Accumulating studies have confirmed that TMEM16A is exclusively expressed in ICC of the muscular layer of the GI tract [
29] and is a highly specific biomarker of ICC, exhibiting more selective labeling of ICC than Kit antibodies [
20]. However, in the present study, we clearly observed two distinct populations of TMEM16A-positive cells in the muscular layer of colon, namely ICC of the intramuscular region and neurons of the MP. To date, this is the first study to report the presence of TMEM16A-positive neurons in the ENS. Furthermore, we detected an increased density of TMEM16A-positive MP neurons in WAS-exposed rats. Our data indicate that chronic stress-driven changes in gut motility suggest direct modulation of ENS, providing important evidence in support of this mechanism in mediating stress-driven changes on gut-brain signaling. Nitrergic and cholinergic neurons of the ENS are the principal inhibitory and excitatory musculomotor neurons of gut, respectively [
30]. Certain studies have suggested that Ca
2+-activated Cl
− conductance generated by TMEM16A in ICC, which is likely activated by acetylcholine (ACh), plays a pivotal role in the function of gut excitatory motor neurons [
31‐
33]. According to our data, TMEM16A is robustly expressed in neurons of the colonic MP and displays an increasing trend in the ENS of WAS rats. One reasonable explanation for the colonic hypermotility in IBS may be that enhanced TMEM16A expression in the MP neurons regulates excitability of excitatory and inhibitory motor neurons. The subsequent release of neurotransmitters, such as ACh and nitric oxide, induces a more extensive depolarization in gut smooth muscle via activation of TMEM16A in ICC.
The inhibitory effect of TMEM16A blockade in both ICC and GI smooth muscle has been previously investigated [
8]. It is suggested that NFA causes concentration-dependent reductions in the amplitude of slow-wave inward current, resulting in reduced frequency, upstroke velocity, and duration of slow waves in ICC under current clamp [
8]. In addition, NFA blocks slow waves in intact muscle of mouse and primate, as well as human small intestine and stomach [
8]. The findings from this report suggest that NFA could weaken GI motility by impairing the slow wave in ICC and whole muscle, implying an important role of TMEM16A in normal GI motility. Here, we demonstrate that NFA alleviates colonic hypermotility in WAS-exposed rats both in vivo and in vitro. Based on our findings, we conclude that enhanced TMEM16A expression in colon may play an important role in intestinal hypermotility, and therefore, downregulation of TMEM16A or TMEM16A blockade may be used to treat disorders with GI hypermotility.
A limitation of the present study is that electrophysiological alterations of TMEM16A were not examined. Although our data imply a role for TMEM16A in chronic stress-induced colonic dysmotility, it is not known whether altered Cl− homeostasis also contributes to muscle contraction in common chronic functional bowel disorders such as IBS. Therefore, further study focusing on electrophysiological alterations of TMEM16A in WAS rats is warranted.

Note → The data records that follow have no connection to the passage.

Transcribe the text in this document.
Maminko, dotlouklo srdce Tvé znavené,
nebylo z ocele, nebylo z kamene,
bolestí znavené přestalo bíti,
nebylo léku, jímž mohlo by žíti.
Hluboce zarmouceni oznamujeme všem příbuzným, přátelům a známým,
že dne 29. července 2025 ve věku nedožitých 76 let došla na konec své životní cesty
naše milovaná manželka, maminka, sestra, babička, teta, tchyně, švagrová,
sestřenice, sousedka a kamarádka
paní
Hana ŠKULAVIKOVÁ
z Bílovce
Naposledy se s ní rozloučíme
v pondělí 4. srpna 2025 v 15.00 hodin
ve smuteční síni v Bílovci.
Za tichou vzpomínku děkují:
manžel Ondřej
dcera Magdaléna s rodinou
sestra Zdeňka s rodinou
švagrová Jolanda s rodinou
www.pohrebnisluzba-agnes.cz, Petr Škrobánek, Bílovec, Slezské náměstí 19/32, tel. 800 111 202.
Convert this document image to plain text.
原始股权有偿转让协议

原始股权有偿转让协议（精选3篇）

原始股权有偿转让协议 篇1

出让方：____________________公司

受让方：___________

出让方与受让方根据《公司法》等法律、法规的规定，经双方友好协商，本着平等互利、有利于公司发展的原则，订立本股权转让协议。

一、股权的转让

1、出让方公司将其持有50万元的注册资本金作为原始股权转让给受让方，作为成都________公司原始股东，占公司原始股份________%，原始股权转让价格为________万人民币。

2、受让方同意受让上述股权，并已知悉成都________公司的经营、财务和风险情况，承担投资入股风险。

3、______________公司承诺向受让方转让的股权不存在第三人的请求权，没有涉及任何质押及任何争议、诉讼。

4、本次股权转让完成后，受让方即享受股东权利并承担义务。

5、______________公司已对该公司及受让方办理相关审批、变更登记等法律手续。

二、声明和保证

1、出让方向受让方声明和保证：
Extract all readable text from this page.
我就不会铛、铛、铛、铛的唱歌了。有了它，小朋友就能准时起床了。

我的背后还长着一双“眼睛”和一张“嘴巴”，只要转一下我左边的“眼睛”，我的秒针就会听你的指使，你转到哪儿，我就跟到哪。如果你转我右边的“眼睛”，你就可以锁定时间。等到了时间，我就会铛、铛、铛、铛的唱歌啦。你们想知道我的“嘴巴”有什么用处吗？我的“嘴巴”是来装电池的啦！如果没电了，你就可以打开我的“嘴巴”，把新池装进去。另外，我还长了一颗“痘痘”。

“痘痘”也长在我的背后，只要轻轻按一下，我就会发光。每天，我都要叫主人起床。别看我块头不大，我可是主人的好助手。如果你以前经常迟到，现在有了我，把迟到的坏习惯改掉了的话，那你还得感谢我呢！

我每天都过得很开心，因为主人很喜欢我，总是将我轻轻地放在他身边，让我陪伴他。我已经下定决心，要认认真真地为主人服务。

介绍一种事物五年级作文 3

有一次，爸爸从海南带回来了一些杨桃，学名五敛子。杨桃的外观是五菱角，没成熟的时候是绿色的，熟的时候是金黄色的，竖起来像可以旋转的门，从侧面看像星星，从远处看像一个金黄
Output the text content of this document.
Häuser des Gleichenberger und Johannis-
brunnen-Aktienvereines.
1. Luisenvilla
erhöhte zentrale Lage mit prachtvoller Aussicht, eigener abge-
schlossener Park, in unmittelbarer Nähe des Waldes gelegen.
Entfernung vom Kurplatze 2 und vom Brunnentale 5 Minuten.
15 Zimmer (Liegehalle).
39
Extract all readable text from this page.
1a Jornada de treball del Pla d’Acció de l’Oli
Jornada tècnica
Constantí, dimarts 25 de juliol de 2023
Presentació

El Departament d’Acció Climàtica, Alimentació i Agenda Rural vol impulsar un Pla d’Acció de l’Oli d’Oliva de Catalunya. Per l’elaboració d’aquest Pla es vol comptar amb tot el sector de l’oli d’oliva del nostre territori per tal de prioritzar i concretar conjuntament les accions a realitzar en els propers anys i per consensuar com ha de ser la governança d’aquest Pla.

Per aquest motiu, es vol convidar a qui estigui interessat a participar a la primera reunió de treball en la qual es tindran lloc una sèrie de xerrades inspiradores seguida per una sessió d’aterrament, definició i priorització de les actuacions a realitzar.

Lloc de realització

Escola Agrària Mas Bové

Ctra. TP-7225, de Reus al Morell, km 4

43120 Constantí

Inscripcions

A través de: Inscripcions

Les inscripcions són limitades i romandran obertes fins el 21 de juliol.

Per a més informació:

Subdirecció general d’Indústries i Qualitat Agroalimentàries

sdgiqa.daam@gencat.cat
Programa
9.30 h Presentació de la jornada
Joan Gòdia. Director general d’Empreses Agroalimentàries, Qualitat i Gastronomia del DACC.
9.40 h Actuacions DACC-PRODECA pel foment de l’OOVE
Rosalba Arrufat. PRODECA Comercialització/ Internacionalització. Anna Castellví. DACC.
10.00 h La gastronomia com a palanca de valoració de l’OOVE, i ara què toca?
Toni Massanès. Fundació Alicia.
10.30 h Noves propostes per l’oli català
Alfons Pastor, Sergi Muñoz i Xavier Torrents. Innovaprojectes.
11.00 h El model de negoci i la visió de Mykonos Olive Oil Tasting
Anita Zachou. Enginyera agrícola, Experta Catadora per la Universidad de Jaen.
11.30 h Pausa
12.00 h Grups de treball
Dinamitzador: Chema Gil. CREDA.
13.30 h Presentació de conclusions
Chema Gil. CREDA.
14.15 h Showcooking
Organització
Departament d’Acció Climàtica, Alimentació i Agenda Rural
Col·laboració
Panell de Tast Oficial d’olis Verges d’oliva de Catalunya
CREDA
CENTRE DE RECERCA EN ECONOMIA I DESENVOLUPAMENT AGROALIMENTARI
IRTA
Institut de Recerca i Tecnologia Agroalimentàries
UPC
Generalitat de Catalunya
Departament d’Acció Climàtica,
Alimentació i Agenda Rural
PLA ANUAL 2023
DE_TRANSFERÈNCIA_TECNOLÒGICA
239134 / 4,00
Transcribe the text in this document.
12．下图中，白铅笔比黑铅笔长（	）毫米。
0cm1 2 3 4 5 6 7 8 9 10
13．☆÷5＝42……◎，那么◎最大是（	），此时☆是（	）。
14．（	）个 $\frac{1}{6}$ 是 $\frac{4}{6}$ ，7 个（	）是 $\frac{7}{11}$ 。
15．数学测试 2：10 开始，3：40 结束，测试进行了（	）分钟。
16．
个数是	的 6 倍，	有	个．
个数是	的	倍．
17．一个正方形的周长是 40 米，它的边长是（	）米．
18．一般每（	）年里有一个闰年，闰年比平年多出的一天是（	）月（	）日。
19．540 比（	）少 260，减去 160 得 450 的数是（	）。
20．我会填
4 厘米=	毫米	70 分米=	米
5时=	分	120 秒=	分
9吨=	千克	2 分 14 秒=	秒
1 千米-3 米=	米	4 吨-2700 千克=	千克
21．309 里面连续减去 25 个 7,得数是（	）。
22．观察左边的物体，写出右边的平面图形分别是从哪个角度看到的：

In conclusion, our findings demonstrate that chronic stress-induced colonic motility dysfunction is associated with enhanced expression of TMEM16A in colonic muscular layer, especially in MP neurons. Further, these findings may contribute to the identification of new mechanisms underlying functional colonic hypersensitivity associated with enhanced stress responsiveness and may pave the way for novel treatments of IBS and related disorders.